李杳死盯着那条破鱼,压根没看见拎着鱼的心上人眼睛浅浅地弯了一下,等她抬起头的时候,溪亭陟又恢复了以前的样子。
“屋子里的厨具还不齐全,我给你做清蒸鱼如何?”
李杳点头。
吃什么都无所谓,主要先让她填饱肚子。
一开始李杳吃着溪亭陟做的饭也没觉得有什么不对,直到后面李杳才觉得她何德何能让溪亭陟给她做饭。
这不是耽误他修炼吗?
耽误他修炼就是耽误她出去,耽误她出去就是耽误她追寻自由啊!
于是李杳说什么也不让溪亭陟进厨房里,她不仅不让溪亭陟进厨房,连屋子的打扫工作——这还是可以帮忙的,毕竟打扫屋子在他们捉妖师眼里就是一个术法的事。
李杳开始自己做饭以后,除了晚上以外的绝大部时间都在竹屋外面活动,每次出门,她都会带上霜袖。
她们两个呢,一个被关在溪亭府四四方方的小院子太久,一个被困在秘境太久,两个人都想与人多说说话。
简言之,两个话痨子。
霜袖趴在李杳的肩膀上,圆溜溜的壁虎眼看了一眼李杳脖子上赤裸裸的红痕,又了一眼没心没肺,还在摘野果子的李杳。

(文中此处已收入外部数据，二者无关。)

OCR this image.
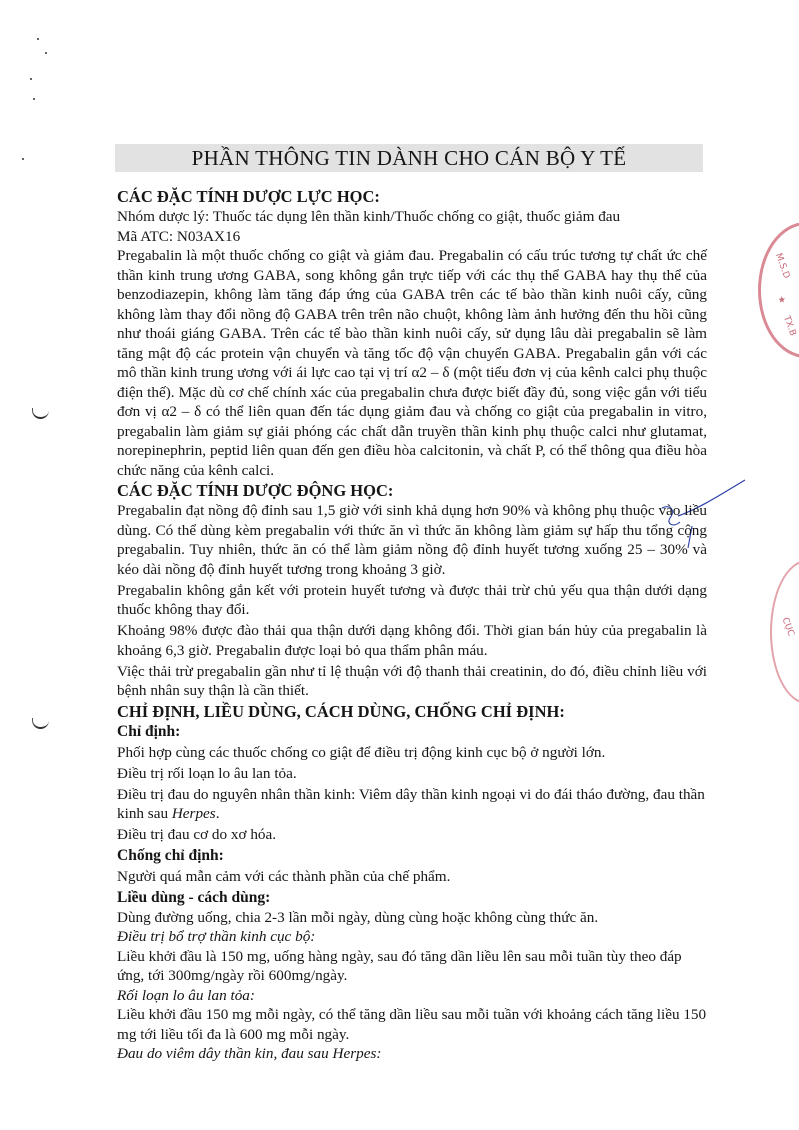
M.S.D
★
TX.B
CỤC
PHẦN THÔNG TIN DÀNH CHO CÁN BỘ Y TẾ

CÁC ĐẶC TÍNH DƯỢC LỰC HỌC:

Nhóm dược lý: Thuốc tác dụng lên thần kinh/Thuốc chống co giật, thuốc giảm đau

Mã ATC: N03AX16

Pregabalin là một thuốc chống co giật và giảm đau. Pregabalin có cấu trúc tương tự chất ức chế thần kinh trung ương GABA, song không gắn trực tiếp với các thụ thể GABA hay thụ thể của benzodiazepin, không làm tăng đáp ứng của GABA trên các tế bào thần kinh nuôi cấy, cũng không làm thay đổi nồng độ GABA trên trên não chuột, không làm ảnh hưởng đến thu hồi cũng như thoái giáng GABA. Trên các tế bào thần kinh nuôi cấy, sử dụng lâu dài pregabalin sẽ làm tăng mật độ các protein vận chuyển và tăng tốc độ vận chuyển GABA. Pregabalin gắn với các mô thần kinh trung ương với ái lực cao tại vị trí α2 – δ (một tiểu đơn vị của kênh calci phụ thuộc điện thế). Mặc dù cơ chế chính xác của pregabalin chưa được biết đầy đủ, song việc gắn với tiểu đơn vị α2 – δ có thể liên quan đến tác dụng giảm đau và chống co giật của pregabalin in vitro, pregabalin làm giảm sự giải phóng các chất dẫn truyền thần kinh phụ thuộc calci như glutamat, norepinephrin, peptid liên quan đến gen điều hòa calcitonin, và chất P, có thể thông qua điều hòa chức năng của kênh calci.

CÁC ĐẶC TÍNH DƯỢC ĐỘNG HỌC:

Pregabalin đạt nồng độ đỉnh sau 1,5 giờ với sinh khả dụng hơn 90% và không phụ thuộc vào liều dùng. Có thể dùng kèm pregabalin với thức ăn vì thức ăn không làm giảm sự hấp thu tổng cộng pregabalin. Tuy nhiên, thức ăn có thể làm giảm nồng độ đỉnh huyết tương xuống 25 – 30% và kéo dài nồng độ đỉnh huyết tương trong khoảng 3 giờ.

Pregabalin không gắn kết với protein huyết tương và được thải trừ chủ yếu qua thận dưới dạng thuốc không thay đổi.

Khoảng 98% được đào thải qua thận dưới dạng không đổi. Thời gian bán hủy của pregabalin là khoảng 6,3 giờ. Pregabalin được loại bỏ qua thẩm phân máu.

Việc thải trừ pregabalin gần như tỉ lệ thuận với độ thanh thải creatinin, do đó, điều chỉnh liều với bệnh nhân suy thận là cần thiết.

CHỈ ĐỊNH, LIỀU DÙNG, CÁCH DÙNG, CHỐNG CHỈ ĐỊNH:

Chỉ định:

Phối hợp cùng các thuốc chống co giật để điều trị động kinh cục bộ ở người lớn.

Điều trị rối loạn lo âu lan tỏa.

Điều trị đau do nguyên nhân thần kinh: Viêm dây thần kinh ngoại vi do đái tháo đường, đau thần kinh sau Herpes.

Điều trị đau cơ do xơ hóa.

Chống chỉ định:

Người quá mẫn cảm với các thành phần của chế phẩm.

Liều dùng - cách dùng:

Dùng đường uống, chia 2-3 lần mỗi ngày, dùng cùng hoặc không cùng thức ăn.

Điều trị bổ trợ thần kinh cục bộ:

Liều khởi đầu là 150 mg, uống hàng ngày, sau đó tăng dần liều lên sau mỗi tuần tùy theo đáp ứng, tới 300mg/ngày rồi 600mg/ngày.

Rối loạn lo âu lan tỏa:

Liều khởi đầu 150 mg mỗi ngày, có thể tăng dần liều sau mỗi tuần với khoảng cách tăng liều 150 mg tới liều tối đa là 600 mg mỗi ngày.

Đau do viêm dây thần kin, đau sau Herpes:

“你不是说出秘境以后就要跟溪亭陟一刀两断大路朝天各走半边吗?”
李杳摘了两个野果子放进篮子里。
“是啊。”
“是个屁啊是!现在你每天晚上和他厮混在一起,哪有一点出去后要跟他分开的样子?”
霜袖道:“李杳,你要想清楚了,他是捉妖师,不说站在他身边的有多少同道中人,就拿他做的事情来说,那些妖精肯定会报复你的。”
“你又无力自保,还是趁早与他划清界限的好。”
“哎哎哎,能不能说好听一点,那不是厮混,那是帮他修炼。”
李杳不觉得这有什么不对,虽然第二天起来她还是会腰酸背疼,但是只要溪亭陟能快点修炼,快点带她们出去,那又有什么关系。
而且她觉得溪亭陟这几次的状态很不一样了,那些从她身上游走又重新回到溪亭陟身上灵力似乎更凝实了。
她有预感,溪亭陟很有可能在三个月以内就会突破元婴。